The choice of income tax, instead of sales tax or value-added tax, was fateful. The tax was intended to fund the war, which ended in 1945, but has continued for almost a century.
The damage caused by any tax is the impoverishment of citizens by means of government confiscation. But income tax, as structured in the United States, inflicts still other harms both to the individual and to the nation as a whole.
The reintroduction of income tax to the lower and middle classes was, as historian Amity Shlaes write, confused, chaotic, and traumatizing:
The new rates were law. But Americans were ill-prepared to face a new and giant tax bill. A Gallup poll from the period showed that only some 5 million of the 34 million people who were subject to the tax for the first time were saving to make their payment. In those days, March 15, not April 15, was the nation’s annual tax deadline.
To get citizens to hand their wages to the government, the withholding system was devised. Workers would, under this system, not receive their full wages.
Employers would pay part of the wages to the worker, and part to the government. In this way, the citizens would not ‘feel’ the loss of their wages, because they would never have received those dollars in the first place.
The ‘withholding’ system is a cruel deception, because it acclimates workers to lower wages. Rather than paying taxes, the wage earners never even receive their full pay.
The government become a trap which intercepts salaries on their way from the employer to the employee.
To be sure, the numbers remain the same whether a ‘withholding’ system is used, or whether the workers receive their pay and then send a fraction of it to the government as a tax payment.
But while the numbers remain the same, the psychology is quite different.
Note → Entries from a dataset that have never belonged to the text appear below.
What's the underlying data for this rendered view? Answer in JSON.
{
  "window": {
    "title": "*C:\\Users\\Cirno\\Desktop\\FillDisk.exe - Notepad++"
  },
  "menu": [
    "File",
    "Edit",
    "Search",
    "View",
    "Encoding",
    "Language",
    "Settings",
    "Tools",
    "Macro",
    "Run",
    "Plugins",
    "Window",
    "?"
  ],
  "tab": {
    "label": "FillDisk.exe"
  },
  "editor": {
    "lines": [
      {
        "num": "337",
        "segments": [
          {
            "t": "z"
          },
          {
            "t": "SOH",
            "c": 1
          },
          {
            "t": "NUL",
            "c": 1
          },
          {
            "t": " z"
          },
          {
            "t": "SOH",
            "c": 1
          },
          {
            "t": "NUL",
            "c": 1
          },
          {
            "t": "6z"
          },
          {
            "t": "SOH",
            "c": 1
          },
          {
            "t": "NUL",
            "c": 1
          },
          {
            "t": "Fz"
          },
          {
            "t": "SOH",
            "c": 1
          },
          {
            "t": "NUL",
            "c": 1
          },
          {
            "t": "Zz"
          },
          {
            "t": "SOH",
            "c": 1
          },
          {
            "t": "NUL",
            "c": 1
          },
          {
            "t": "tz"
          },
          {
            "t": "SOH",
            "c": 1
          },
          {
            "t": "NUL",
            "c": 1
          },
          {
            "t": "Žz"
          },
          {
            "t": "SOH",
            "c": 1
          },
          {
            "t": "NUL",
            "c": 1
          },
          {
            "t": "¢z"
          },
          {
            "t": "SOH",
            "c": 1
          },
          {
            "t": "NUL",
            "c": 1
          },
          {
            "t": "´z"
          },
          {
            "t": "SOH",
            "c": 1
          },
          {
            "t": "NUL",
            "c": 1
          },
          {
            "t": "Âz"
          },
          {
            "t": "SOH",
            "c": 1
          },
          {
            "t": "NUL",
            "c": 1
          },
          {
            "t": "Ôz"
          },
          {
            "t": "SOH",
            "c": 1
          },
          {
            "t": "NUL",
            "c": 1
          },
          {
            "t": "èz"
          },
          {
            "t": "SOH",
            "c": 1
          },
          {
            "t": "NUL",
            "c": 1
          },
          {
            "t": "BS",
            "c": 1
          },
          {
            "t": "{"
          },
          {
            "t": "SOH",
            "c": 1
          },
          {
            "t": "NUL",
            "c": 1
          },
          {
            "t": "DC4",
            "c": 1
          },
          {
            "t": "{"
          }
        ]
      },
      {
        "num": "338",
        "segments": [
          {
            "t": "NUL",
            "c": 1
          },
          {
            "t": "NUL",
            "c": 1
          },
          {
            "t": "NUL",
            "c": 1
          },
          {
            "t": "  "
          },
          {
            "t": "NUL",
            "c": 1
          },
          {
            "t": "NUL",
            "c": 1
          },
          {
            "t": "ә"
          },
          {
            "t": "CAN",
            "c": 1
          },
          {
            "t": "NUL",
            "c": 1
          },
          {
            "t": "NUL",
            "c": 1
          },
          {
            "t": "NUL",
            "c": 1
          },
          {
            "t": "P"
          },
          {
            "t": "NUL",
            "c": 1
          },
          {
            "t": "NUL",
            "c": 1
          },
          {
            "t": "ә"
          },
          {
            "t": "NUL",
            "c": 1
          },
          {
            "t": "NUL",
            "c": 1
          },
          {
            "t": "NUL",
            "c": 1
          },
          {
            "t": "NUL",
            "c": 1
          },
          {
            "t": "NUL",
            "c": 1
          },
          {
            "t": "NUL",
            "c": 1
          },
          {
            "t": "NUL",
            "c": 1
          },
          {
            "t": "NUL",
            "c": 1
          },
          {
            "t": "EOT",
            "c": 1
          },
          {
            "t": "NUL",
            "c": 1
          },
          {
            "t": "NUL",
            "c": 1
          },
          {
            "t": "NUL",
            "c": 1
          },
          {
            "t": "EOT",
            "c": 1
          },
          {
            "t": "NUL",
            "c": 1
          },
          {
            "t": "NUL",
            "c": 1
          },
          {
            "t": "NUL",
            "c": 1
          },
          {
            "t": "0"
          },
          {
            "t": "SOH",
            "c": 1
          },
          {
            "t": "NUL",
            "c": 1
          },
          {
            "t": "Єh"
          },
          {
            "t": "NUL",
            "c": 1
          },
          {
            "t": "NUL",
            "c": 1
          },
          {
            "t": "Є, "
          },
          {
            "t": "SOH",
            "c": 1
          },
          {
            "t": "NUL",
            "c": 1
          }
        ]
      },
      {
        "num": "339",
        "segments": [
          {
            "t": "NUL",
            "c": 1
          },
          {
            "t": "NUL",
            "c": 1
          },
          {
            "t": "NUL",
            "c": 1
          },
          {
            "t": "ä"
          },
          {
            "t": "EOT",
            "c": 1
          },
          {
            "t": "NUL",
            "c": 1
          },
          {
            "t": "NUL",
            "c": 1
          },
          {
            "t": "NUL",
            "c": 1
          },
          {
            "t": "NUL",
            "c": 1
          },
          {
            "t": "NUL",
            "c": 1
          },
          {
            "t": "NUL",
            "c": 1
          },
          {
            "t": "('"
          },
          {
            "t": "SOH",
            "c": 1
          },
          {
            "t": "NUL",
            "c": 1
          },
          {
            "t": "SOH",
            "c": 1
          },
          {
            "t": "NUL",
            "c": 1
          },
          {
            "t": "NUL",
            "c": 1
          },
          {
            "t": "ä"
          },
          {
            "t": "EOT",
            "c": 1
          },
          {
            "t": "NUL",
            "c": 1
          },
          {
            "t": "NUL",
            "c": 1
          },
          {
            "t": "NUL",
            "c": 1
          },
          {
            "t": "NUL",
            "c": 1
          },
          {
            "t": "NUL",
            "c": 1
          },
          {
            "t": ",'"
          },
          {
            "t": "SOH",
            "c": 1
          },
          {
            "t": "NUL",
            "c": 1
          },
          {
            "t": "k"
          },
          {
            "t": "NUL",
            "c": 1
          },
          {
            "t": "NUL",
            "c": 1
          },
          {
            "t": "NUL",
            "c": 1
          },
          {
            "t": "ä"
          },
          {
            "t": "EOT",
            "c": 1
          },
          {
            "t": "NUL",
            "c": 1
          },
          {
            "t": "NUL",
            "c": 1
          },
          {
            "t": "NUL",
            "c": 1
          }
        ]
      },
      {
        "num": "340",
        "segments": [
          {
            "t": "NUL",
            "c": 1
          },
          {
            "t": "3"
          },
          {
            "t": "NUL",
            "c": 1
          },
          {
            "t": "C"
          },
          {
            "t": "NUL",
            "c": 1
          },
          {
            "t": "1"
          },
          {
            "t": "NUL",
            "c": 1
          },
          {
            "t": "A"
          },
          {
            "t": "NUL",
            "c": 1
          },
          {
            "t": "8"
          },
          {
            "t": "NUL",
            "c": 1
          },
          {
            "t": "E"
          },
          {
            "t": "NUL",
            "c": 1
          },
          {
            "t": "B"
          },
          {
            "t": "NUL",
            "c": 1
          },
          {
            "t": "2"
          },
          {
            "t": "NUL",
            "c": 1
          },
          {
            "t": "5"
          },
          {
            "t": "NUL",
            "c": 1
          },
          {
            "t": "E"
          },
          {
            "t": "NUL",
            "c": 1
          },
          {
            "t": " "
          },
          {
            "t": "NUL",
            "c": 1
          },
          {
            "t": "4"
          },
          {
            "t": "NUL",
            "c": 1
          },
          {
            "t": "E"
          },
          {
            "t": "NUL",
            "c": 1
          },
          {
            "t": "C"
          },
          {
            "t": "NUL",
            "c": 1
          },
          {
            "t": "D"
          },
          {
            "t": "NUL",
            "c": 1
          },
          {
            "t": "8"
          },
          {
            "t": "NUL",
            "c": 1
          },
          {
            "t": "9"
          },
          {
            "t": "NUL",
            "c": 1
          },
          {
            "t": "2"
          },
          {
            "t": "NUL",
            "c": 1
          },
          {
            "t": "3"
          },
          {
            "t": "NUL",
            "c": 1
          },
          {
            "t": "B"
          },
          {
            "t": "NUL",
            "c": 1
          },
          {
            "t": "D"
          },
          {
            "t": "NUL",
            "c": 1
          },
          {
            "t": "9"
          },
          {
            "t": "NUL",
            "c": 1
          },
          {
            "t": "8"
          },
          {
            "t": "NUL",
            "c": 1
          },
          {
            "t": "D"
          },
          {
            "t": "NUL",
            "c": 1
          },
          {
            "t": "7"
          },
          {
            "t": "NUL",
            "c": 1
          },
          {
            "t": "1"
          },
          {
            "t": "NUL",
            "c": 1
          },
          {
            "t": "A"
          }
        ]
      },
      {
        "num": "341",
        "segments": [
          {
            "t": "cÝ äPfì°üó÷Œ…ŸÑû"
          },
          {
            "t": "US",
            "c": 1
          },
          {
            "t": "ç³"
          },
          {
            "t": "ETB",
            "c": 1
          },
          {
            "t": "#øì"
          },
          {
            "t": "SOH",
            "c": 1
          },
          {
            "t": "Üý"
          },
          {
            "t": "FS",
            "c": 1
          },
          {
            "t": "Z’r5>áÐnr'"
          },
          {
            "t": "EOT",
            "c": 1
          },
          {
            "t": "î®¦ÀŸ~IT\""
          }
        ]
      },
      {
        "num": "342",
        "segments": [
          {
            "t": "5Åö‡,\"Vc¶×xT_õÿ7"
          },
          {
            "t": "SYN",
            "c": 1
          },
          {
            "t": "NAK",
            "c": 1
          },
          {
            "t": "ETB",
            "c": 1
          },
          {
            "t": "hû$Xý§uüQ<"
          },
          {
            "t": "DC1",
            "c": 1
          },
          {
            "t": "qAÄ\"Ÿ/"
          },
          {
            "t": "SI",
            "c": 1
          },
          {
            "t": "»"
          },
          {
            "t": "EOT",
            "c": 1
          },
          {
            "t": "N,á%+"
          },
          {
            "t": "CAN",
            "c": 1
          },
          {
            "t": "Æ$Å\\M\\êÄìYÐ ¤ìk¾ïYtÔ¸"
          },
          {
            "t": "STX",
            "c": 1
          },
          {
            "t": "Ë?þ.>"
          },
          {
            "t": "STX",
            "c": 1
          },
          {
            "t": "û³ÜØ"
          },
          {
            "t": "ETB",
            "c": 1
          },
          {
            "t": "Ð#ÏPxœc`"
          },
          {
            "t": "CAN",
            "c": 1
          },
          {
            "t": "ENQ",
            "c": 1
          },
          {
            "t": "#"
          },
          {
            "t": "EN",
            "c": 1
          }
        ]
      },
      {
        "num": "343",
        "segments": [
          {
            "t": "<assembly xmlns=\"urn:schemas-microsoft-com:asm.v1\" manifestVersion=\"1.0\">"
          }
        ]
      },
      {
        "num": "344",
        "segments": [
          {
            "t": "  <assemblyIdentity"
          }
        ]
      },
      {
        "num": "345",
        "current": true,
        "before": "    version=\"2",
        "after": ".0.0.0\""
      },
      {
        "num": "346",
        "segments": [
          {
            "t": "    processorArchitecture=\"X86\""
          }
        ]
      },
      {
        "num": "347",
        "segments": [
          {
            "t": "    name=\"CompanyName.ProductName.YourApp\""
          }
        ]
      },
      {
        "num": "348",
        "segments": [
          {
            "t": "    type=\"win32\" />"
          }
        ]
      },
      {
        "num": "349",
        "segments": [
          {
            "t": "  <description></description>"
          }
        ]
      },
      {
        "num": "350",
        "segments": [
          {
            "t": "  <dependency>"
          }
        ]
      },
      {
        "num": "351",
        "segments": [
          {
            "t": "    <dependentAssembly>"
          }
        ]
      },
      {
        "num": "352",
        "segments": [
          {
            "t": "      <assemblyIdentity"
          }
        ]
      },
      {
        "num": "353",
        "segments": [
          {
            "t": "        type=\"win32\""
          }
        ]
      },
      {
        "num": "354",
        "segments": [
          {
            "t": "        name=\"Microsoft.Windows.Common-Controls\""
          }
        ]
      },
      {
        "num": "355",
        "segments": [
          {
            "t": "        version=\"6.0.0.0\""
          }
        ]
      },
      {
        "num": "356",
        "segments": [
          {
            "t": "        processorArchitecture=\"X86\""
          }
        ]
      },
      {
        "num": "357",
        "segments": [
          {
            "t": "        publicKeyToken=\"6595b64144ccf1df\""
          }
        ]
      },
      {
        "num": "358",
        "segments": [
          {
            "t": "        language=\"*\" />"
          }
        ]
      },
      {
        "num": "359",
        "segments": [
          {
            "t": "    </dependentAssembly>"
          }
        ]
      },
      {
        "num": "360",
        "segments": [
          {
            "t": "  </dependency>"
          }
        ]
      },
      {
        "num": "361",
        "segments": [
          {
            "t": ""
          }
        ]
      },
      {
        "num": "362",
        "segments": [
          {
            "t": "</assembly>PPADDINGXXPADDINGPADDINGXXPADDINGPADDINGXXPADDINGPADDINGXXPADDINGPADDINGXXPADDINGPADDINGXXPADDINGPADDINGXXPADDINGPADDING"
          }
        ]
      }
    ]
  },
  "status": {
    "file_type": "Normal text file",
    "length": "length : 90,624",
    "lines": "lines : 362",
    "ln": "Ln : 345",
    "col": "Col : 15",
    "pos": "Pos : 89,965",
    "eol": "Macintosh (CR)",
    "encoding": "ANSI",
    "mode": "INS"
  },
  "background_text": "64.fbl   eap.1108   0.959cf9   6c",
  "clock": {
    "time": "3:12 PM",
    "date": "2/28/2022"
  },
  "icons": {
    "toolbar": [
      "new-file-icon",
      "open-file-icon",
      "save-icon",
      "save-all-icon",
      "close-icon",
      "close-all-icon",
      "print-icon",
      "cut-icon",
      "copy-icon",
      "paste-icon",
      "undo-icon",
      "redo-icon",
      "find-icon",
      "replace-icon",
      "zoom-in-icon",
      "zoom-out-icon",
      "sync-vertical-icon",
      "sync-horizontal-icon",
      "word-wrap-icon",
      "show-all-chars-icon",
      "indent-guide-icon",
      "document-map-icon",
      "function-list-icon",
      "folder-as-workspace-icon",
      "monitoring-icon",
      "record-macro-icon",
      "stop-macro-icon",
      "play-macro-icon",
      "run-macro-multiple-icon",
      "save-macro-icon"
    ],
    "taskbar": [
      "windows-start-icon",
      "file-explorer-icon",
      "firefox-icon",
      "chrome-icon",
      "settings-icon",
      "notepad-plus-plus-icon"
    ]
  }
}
In political science, perception is often more important than reality.
Over the decades, American workers have become so accustomed to confiscatory taxes that they are not at all surprised when they are hired for at a stated wage and then receive merely 70% or 80% of that stated amount.
This passive tolerance of theft is damaging to many aspects of the economy, including the relationship between employers, employees, and labor unions. It is also damaging to the political system as it fosters a submissive resignation to a greedy and thieving government.